Kronologi Penemuan Mayat Korban
Korban ditemukan dalam kondisi meninggal dunia pada Sabtu (21/3/2026) pagi, sekitar pukul 04.30 WIB, di Jalan Daman I, Bambu Apus. Ibu korban berinisial B pertama kali mendatangi kontrakan tempat tinggal putrinya pada pukul 03.00 WIB, namun menemukan pintu rumah dalam keadaan terkunci dari dalam.
Kakak korban berinisial A kemudian berhasil membuka pintu dan menemukan DA terbaring tak bernyawa di lantai. Polisi menyatakan bahwa darah korban sudah mengering, mengindikasikan kematian telah terjadi beberapa waktu sebelumnya.
Proses Penangkapan dan Pasal yang Dijerat
Kapolres Metro Jakarta Timur, Kombes Alfian Nurrizal, mengonfirmasi bahwa tersangka F telah ditangkap dan dijerat dengan Pasal 458 subsider Pasal 468 KUHP terkait pembunuhan berencana. Alfian menjelaskan bahwa pembunuhan diduga terjadi pada Kamis malam, dan baru diketahui publik pada Sabtu pagi setelah penemuan mayat.
Tim dari Kepolisian Resor Metro Jakarta Timur, termasuk identifikasi polisi dan petugas reserse, tiba di tempat kejadian perkara (TKP) pada pukul 05.30 WIB untuk melakukan olah TKP. Hasil pemeriksaan sementara menunjukkan adanya luka sayatan di leher korban, yang diduga menjadi penyebab kematian.
Motif dan Latar Belakang Hubungan
Meskipun motif pembunuhan masih dalam penyelidikan mendalam, hubungan antara pelaku dan korban sebagai mantan pasangan siri menjadi fokus utama penyidikan. Polisi sedang mengumpulkan bukti dan keterangan tambahan untuk melengkapi berkas perkara sebelum dilimpahkan ke kejaksaan.

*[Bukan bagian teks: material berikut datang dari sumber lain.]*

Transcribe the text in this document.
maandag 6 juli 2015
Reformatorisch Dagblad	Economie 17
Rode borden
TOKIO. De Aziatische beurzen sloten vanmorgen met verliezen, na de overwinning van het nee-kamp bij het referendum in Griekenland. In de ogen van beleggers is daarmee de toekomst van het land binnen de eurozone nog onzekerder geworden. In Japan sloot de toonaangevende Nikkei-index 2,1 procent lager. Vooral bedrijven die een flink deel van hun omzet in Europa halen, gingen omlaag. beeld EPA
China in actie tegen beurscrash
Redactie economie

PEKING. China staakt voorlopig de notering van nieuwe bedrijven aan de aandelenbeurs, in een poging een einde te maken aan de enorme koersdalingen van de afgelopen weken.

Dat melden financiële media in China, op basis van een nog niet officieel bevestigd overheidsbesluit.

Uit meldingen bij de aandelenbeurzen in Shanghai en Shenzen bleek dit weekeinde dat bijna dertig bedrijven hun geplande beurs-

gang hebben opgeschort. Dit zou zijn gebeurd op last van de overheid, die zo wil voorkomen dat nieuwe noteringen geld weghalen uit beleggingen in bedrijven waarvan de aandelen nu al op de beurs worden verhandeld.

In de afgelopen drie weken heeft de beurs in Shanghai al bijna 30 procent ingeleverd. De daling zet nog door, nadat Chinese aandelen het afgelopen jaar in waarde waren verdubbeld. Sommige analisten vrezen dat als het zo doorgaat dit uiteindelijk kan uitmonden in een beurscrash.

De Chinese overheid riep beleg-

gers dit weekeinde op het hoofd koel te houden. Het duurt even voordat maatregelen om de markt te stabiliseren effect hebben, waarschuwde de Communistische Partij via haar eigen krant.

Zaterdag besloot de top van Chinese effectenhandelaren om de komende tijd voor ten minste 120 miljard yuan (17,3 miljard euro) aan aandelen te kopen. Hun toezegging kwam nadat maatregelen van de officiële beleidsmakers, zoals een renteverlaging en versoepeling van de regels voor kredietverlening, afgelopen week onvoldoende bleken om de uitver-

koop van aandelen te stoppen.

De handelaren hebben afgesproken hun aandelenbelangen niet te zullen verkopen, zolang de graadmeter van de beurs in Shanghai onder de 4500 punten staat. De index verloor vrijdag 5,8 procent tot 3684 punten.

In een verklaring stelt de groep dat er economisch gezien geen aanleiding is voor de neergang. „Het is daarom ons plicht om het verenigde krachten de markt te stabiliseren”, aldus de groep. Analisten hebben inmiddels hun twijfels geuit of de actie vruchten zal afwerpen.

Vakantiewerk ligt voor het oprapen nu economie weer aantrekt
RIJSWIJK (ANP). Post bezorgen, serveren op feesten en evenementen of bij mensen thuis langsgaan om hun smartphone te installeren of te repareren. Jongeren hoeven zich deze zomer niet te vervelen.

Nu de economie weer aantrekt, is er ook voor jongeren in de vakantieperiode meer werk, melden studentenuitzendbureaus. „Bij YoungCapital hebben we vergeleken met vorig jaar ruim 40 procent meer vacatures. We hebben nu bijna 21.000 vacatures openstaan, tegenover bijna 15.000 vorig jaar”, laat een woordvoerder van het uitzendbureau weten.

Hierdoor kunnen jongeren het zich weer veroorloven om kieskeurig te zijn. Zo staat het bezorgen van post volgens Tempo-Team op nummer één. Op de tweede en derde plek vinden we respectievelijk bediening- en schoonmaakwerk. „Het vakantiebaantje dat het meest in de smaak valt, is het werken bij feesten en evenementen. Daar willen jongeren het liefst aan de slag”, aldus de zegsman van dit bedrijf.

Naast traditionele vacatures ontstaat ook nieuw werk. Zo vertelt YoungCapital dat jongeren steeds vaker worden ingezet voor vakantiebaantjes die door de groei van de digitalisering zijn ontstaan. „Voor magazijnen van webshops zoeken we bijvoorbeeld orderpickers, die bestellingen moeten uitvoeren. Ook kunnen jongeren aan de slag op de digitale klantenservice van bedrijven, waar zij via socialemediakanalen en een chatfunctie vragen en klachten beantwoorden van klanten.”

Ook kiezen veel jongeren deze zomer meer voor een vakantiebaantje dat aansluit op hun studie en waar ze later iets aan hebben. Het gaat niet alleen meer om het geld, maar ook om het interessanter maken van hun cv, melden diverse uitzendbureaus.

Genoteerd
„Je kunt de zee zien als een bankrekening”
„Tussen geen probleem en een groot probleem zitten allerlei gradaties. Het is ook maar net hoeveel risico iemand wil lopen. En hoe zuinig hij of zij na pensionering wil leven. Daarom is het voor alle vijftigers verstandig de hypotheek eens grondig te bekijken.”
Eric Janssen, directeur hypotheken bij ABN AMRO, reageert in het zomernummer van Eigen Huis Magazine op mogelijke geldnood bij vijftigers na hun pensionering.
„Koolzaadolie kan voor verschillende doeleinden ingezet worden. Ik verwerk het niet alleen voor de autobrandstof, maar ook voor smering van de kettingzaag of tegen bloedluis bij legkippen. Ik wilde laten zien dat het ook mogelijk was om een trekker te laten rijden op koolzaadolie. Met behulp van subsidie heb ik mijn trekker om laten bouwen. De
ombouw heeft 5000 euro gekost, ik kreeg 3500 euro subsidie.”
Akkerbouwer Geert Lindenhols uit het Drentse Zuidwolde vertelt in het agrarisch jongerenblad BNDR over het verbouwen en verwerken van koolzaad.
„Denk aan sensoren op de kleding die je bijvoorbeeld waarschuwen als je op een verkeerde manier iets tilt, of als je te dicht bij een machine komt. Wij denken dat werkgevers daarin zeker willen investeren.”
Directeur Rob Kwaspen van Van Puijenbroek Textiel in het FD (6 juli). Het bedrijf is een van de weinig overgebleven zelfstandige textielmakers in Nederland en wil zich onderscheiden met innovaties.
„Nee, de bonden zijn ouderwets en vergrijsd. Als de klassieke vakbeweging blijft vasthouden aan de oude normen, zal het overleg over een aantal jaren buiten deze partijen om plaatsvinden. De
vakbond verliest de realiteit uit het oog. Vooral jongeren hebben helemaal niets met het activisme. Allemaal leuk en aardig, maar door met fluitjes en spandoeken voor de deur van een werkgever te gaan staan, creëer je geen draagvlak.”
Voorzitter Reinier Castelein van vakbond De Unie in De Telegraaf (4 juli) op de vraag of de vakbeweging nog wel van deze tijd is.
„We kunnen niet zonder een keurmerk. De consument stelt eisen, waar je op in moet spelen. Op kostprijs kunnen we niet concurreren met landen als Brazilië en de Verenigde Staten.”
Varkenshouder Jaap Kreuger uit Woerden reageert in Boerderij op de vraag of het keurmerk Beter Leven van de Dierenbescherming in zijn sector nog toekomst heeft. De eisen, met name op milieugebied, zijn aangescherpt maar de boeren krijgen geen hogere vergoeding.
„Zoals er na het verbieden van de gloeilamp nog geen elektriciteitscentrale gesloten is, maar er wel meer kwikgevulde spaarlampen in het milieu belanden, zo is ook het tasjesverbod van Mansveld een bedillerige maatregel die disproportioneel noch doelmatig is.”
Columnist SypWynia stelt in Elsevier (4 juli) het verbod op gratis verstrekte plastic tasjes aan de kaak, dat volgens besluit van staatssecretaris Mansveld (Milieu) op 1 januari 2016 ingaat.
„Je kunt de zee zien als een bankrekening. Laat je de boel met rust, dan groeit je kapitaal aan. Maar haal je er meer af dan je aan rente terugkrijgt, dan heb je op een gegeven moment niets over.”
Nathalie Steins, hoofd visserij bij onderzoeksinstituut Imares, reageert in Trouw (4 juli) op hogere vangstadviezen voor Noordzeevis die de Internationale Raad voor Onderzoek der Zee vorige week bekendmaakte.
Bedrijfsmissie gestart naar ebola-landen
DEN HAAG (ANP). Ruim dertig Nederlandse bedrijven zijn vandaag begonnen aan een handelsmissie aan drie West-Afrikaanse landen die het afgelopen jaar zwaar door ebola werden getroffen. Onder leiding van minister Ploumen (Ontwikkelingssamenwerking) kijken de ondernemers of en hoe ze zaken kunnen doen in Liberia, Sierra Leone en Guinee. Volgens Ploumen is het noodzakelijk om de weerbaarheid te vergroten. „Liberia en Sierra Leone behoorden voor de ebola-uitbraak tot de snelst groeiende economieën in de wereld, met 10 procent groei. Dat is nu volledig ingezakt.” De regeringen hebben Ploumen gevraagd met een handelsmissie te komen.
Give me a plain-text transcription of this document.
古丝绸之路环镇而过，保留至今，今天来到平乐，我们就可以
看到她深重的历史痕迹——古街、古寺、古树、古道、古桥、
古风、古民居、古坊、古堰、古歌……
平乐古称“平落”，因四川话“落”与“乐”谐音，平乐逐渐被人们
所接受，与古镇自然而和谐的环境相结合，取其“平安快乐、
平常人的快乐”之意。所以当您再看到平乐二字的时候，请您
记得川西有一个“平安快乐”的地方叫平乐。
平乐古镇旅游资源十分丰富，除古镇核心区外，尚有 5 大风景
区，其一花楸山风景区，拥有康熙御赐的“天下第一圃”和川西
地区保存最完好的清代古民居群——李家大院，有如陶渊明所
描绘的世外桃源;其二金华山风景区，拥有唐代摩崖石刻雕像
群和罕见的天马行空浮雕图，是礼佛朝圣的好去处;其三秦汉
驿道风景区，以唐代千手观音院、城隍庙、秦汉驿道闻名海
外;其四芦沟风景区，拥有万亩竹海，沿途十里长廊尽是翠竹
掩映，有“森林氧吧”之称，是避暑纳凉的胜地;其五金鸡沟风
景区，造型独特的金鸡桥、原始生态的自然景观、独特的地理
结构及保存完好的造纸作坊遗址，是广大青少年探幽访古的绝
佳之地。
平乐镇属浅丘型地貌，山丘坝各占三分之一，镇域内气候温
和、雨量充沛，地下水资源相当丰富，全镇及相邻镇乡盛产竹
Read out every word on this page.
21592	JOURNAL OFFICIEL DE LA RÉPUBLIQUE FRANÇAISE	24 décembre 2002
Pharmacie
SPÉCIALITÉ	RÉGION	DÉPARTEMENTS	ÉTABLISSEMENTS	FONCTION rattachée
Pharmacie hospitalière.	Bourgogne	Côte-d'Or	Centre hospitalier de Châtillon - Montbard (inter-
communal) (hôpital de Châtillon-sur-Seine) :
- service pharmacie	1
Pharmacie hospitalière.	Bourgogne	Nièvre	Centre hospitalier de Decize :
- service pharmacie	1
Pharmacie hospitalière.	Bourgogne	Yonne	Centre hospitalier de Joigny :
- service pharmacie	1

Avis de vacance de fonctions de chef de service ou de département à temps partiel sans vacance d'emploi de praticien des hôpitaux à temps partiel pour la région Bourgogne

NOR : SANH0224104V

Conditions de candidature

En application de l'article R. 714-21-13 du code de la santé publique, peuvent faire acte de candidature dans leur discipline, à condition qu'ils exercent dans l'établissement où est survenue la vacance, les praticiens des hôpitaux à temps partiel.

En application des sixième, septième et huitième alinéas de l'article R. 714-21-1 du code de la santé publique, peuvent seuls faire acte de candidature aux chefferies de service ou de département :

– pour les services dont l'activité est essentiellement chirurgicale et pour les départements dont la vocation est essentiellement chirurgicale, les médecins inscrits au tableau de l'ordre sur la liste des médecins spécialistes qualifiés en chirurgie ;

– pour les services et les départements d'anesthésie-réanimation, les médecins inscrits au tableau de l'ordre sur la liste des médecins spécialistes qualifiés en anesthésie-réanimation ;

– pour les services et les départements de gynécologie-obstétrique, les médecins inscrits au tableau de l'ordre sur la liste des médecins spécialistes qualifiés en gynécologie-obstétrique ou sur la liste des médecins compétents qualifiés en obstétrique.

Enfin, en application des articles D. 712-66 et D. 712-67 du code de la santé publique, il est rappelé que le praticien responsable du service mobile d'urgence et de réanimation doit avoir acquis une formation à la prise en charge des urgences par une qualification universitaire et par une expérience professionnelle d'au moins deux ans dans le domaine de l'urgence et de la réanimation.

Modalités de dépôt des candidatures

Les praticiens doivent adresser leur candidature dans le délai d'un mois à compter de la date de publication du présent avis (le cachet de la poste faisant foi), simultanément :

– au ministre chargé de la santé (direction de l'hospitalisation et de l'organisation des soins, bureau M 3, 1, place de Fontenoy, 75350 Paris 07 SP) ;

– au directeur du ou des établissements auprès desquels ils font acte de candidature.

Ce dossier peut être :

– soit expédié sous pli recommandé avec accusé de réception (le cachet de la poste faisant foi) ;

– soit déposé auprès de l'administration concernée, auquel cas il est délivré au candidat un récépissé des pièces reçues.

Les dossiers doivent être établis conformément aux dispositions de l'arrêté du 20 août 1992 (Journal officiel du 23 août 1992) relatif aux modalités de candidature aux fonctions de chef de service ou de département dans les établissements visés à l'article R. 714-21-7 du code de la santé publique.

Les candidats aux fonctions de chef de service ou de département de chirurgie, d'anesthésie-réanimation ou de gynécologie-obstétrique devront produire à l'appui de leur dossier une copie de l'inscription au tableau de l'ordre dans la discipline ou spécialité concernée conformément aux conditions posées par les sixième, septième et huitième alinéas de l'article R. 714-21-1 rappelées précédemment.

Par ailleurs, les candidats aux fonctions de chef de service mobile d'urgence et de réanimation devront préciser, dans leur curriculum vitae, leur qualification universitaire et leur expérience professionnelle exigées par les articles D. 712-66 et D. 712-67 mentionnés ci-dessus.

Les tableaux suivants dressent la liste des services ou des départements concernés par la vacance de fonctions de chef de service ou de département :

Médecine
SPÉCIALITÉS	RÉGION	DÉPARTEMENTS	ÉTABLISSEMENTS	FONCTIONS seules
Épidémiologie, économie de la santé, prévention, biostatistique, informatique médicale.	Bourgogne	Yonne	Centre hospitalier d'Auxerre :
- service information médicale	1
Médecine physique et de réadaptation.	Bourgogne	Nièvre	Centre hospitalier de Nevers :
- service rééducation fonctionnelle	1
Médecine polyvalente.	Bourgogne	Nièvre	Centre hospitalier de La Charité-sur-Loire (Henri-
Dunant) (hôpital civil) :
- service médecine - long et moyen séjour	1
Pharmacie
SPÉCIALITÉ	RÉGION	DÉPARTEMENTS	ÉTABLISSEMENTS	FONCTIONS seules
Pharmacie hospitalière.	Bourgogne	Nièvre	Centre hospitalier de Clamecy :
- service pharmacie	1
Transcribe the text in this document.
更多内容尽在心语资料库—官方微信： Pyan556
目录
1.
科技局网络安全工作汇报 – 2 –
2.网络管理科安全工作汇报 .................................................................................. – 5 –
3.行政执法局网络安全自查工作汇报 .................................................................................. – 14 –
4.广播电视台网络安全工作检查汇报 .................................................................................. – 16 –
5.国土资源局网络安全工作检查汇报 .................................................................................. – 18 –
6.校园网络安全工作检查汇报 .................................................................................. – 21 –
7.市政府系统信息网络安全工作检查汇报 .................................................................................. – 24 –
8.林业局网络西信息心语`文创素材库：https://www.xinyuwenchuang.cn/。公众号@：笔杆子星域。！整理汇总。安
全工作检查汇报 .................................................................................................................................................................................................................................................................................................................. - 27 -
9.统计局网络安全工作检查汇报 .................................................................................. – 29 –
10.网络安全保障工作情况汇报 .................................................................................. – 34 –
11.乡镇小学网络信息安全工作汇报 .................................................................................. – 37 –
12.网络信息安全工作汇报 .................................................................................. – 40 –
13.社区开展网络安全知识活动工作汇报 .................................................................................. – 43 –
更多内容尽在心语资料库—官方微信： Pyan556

Kasus ini menyoroti kembali bahaya kekerasan dalam hubungan rumah tangga, termasuk pernikahan siri, dan pentingnya penegakan hukum yang tegas terhadap pelaku kejahatan. Masyarakat diimbau untuk selalu waspada dan melaporkan setiap tindak kekerasan kepada pihak berwajib.